State university faculty and administrators are cautiously optimistic about the governor’s proposal to build housing on state-owned land.

Gov. Kathy Hochul delivers remarks at SUNY Chancellor John King’s State of the University address.

Gov. Kathy Hochul delivers remarks at SUNY Chancellor John King’s State of the University address. Darren McGee/ Office of Governor Kathy Hochul

Gov. Kathy Hochul’s latest housing plan left many in the policy and education space intrigued. During her State of the State address, she brought up a new proposal to build 15,000 new units on underutilized state-owned property, including State University of New York buildings as one of the options – leading some to wonder what that would look like and how it would work. 

Last July, after the state Legislature rejected her ambitious housing agenda, Hochul issued an executive order calling on the state to identify public property that could be used for housing development. In her latest budget proposal, Hochul outlined a $500 million allocation to “unlock development potential” of certain state-owned buildings or properties. 

Like the City University of New York, SUNY has had financial issues recently, raising questions about the continued sustainability of some campuses. SUNY Fredonia and SUNY Potsdam have had to cut programs and rethink staffing due to growing deficits, and some faculty and students fear that the universities may eventually have to shut down. Those fears were heightened after the College of Saint Rose, a private college in Albany, announced last month that it would shut down.

If New Yorkers and students at state universities see housing projects crop up at a dormant science hall, for example, will that help or hurt them?

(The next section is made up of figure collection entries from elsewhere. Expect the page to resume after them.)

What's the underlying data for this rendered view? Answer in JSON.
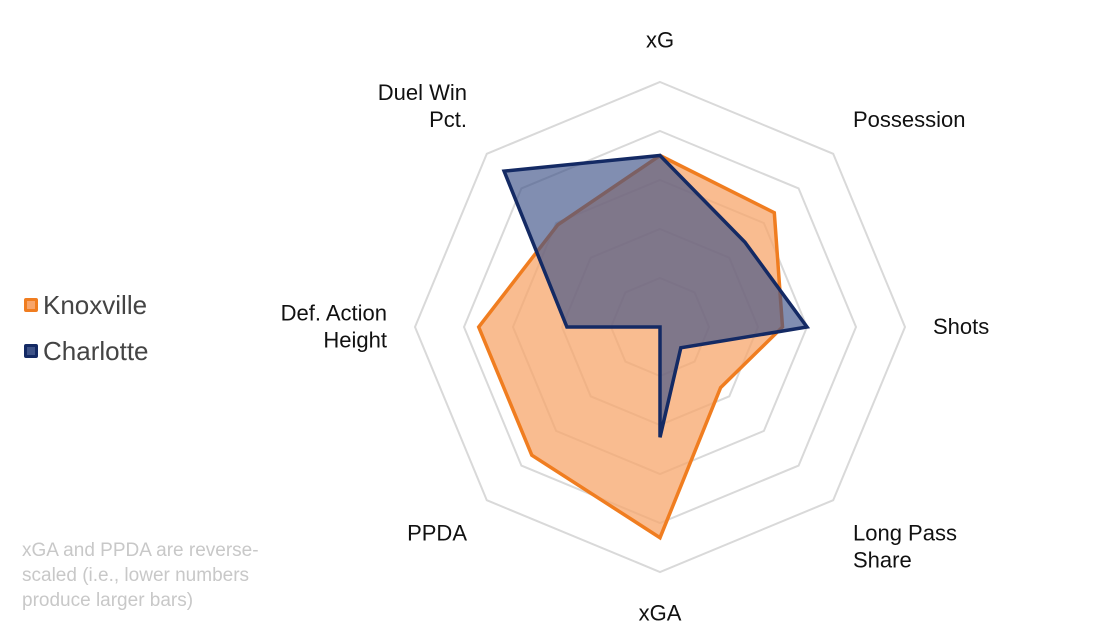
{
  "chart_data": {
    "type": "radar",
    "axes": [
      "xG",
      "Possession",
      "Shots",
      "Long Pass Share",
      "xGA",
      "PPDA",
      "Def. Action Height",
      "Duel Win Pct."
    ],
    "axis_label_lines": [
      [
        "xG"
      ],
      [
        "Possession"
      ],
      [
        "Shots"
      ],
      [
        "Long Pass",
        "Share"
      ],
      [
        "xGA"
      ],
      [
        "PPDA"
      ],
      [
        "Def. Action",
        "Height"
      ],
      [
        "Duel Win",
        "Pct."
      ]
    ],
    "rmax": 5,
    "gridlines": true,
    "grid_levels": [
      1,
      2,
      3,
      4,
      5
    ],
    "series": [
      {
        "name": "Knoxville",
        "values": [
          3.5,
          3.3,
          2.5,
          1.75,
          4.3,
          3.7,
          3.7,
          2.95
        ],
        "fill": "#f7a56b",
        "stroke": "#f07d20"
      },
      {
        "name": "Charlotte",
        "values": [
          3.5,
          2.45,
          3.0,
          0.6,
          2.25,
          0.0,
          1.9,
          4.5
        ],
        "fill": "#3d5287",
        "stroke": "#142a64"
      }
    ],
    "legend_position": "left"
  },
  "footnote": "xGA and PPDA are reverse-scaled (i.e., lower numbers produce larger bars)"
}
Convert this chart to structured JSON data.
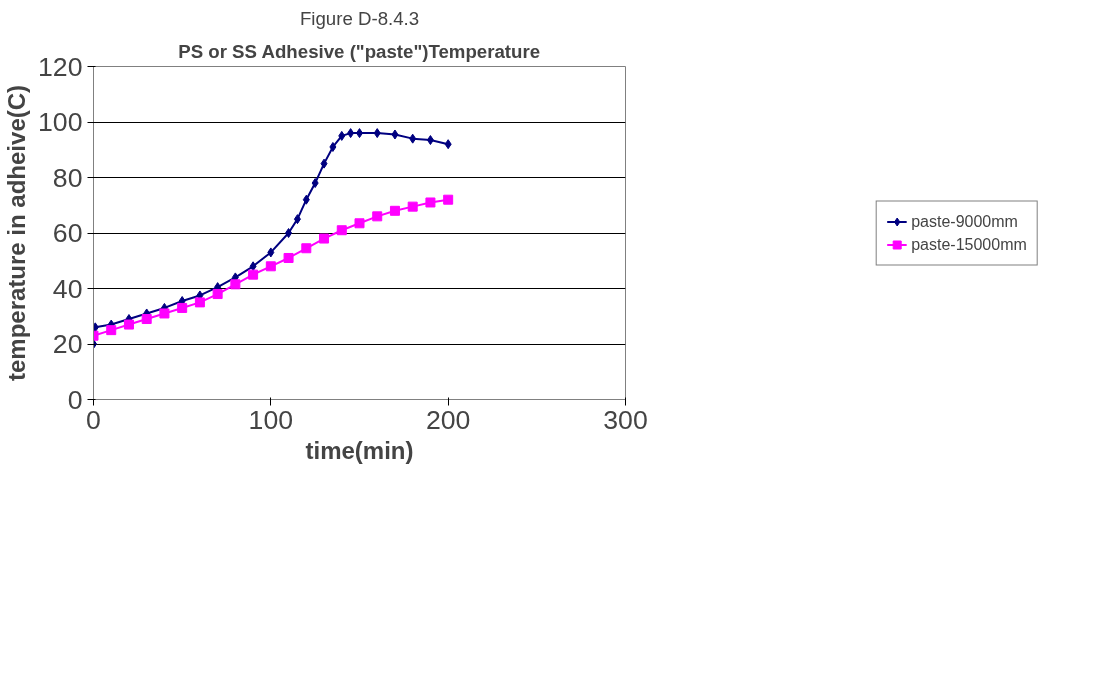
{
  "chart_data": {
    "type": "line",
    "title": "Figure D-8.4.3",
    "subtitle": "PS or SS Adhesive (\"paste\")Temperature",
    "xlabel": "time(min)",
    "ylabel": "temperature in adheive(C)",
    "xlim": [
      0,
      300
    ],
    "xticks": [
      0,
      100,
      200,
      300
    ],
    "ylim": [
      0,
      120
    ],
    "yticks": [
      0,
      20,
      40,
      60,
      80,
      100,
      120
    ],
    "grid": "y",
    "legend": "right",
    "series": [
      {
        "name": "paste-9000mm",
        "color": "#000080",
        "marker": "diamond",
        "x": [
          0,
          1,
          10,
          20,
          30,
          40,
          50,
          60,
          70,
          80,
          90,
          100,
          110,
          115,
          120,
          125,
          130,
          135,
          140,
          145,
          150,
          160,
          170,
          180,
          190,
          200
        ],
        "values": [
          20,
          26,
          27,
          29,
          31,
          33,
          35.5,
          37.5,
          40.5,
          44,
          48,
          53,
          60,
          65,
          72,
          78,
          85,
          91,
          95,
          96,
          96,
          96,
          95.5,
          94,
          93.5,
          92
        ]
      },
      {
        "name": "paste-15000mm",
        "color": "#ff00ff",
        "marker": "square",
        "x": [
          0,
          10,
          20,
          30,
          40,
          50,
          60,
          70,
          80,
          90,
          100,
          110,
          120,
          130,
          140,
          150,
          160,
          170,
          180,
          190,
          200
        ],
        "values": [
          23,
          25,
          27,
          29,
          31,
          33,
          35,
          38,
          41.5,
          45,
          48,
          51,
          54.5,
          58,
          61,
          63.5,
          66,
          68,
          69.5,
          71,
          72
        ]
      }
    ]
  }
}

“I wanna hear more about this proposal, I think it may be a case where some campuses depending on their location and the footprint they have in terms of land, there might be an opportunity for it to be used for some housing,” said Frederick Kowal, the president of United University Professions, the union representing SUNY faculty and professional staff.

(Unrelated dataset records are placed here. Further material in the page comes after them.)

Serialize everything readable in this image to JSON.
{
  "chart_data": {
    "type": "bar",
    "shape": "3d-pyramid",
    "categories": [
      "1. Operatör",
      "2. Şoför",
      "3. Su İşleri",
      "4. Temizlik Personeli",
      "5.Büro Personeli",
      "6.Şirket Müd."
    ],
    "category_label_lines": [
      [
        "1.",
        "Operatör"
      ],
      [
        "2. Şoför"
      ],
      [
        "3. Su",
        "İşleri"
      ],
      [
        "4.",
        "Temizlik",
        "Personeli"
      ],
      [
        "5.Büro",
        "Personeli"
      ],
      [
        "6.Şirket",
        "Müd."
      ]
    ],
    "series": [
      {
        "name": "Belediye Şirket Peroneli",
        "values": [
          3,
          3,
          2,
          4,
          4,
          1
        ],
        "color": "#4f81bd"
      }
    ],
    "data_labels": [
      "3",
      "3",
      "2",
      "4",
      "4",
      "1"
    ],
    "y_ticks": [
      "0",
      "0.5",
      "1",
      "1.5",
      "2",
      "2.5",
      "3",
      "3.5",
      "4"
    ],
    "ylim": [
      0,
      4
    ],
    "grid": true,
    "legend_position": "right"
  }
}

Kowal said that faculty and staff could benefit if housing prices fall in college towns and suggested setting aside some of the new housing for SUNY employees. “We know that there are some recruitment and retention issues in terms of bringing in faculty and professional staff, especially at places where the standard of living has become very high and expensive like at New Paltz,” he said. “Perhaps some of that housing could be provided for new faculty and faculty with young families where they may not otherwise be able to take a job at a campus.”

For now, it’s still unclear exactly what the housing initiative will look like. Justin Henry, a spokesperson for Hochul, said that a request for proposals of eligible sites would be released in the coming months. 

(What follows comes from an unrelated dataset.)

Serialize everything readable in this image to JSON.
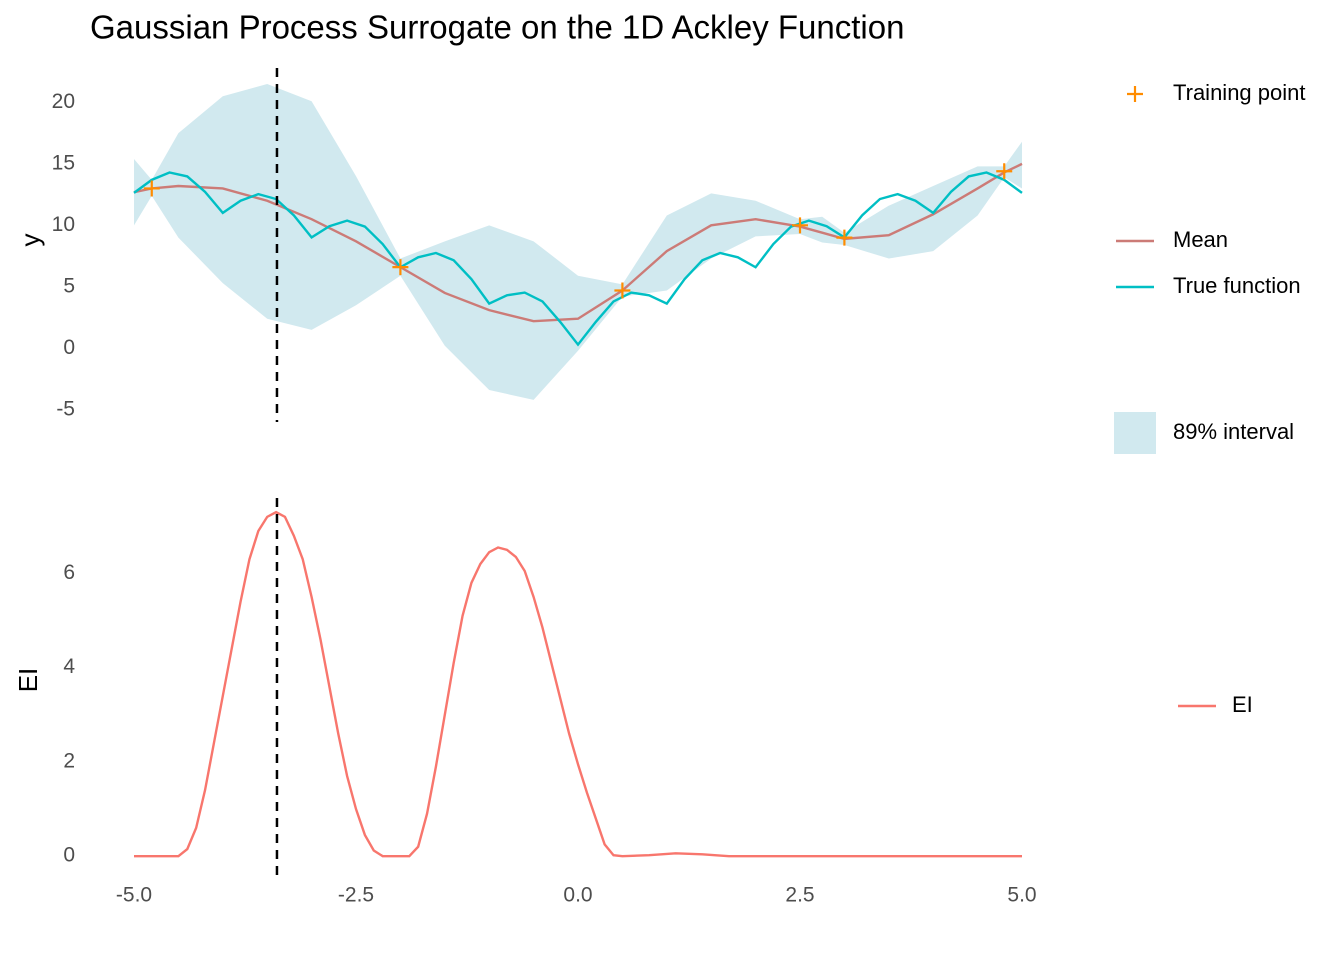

Lawmakers said they were also left in the dark about the plan, only learning about it for the first time during the State of the State address. “I have not seen the details of it but I am intrigued and need to find out what they’re looking at,” said Assembly Member Pat Fahy, chair of the Assembly Higher Education Committee.

In her budget proposal, Hochul listed SUNY Farmingdale and SUNY Stony Brook as two campuses that could develop housing and community amenities. The proposal would authorize SUNY’s Board of Trustees to develop 8.7 acres of SUNY Farmingdale’s campus and 10 acres of SUNY Stony Brook’s Southampton campus.

Trustees would be able to lease land to a developer for 99 years. In SUNY Farmingdale’s case, the lease would be earmarked for the Farmingdale State Development Corporation with no public bidding process. The leases would be subject to approval from the offices of the Director of the Division of Budget, the state attorney general and the state comptroller. Profits from the lease would need to be used for the benefit of the campuses.

Building housing on college campuses is not an entirely new idea. Broadview, a 220-unit retirement community, opened in December at SUNY Purchase in Westchester County. The housing complex sends the university up to $2 million in annual lease fees and 75% of that goes towards student scholarships while 25% goes to faculty recruitment. 

There was also a push to temporarily house migrants and asylum seekers on SUNY campuses last summer, though public disapproval killed any appetite for the plan. 

SUNY spokesperson Lane Filler said that the state's higher education apparatus does not yet have specific details about how Hochul’s plan will impact its properties. But that doesn’t mean SUNY isn’t thinking about it. “SUNY has a couple campuses that have been working with their local communities to think about housing opportunities, and those campuses are in communication with the Governor’s Office about opportunities to help meet the Governor’s housing objectives,” Filler said in a statement.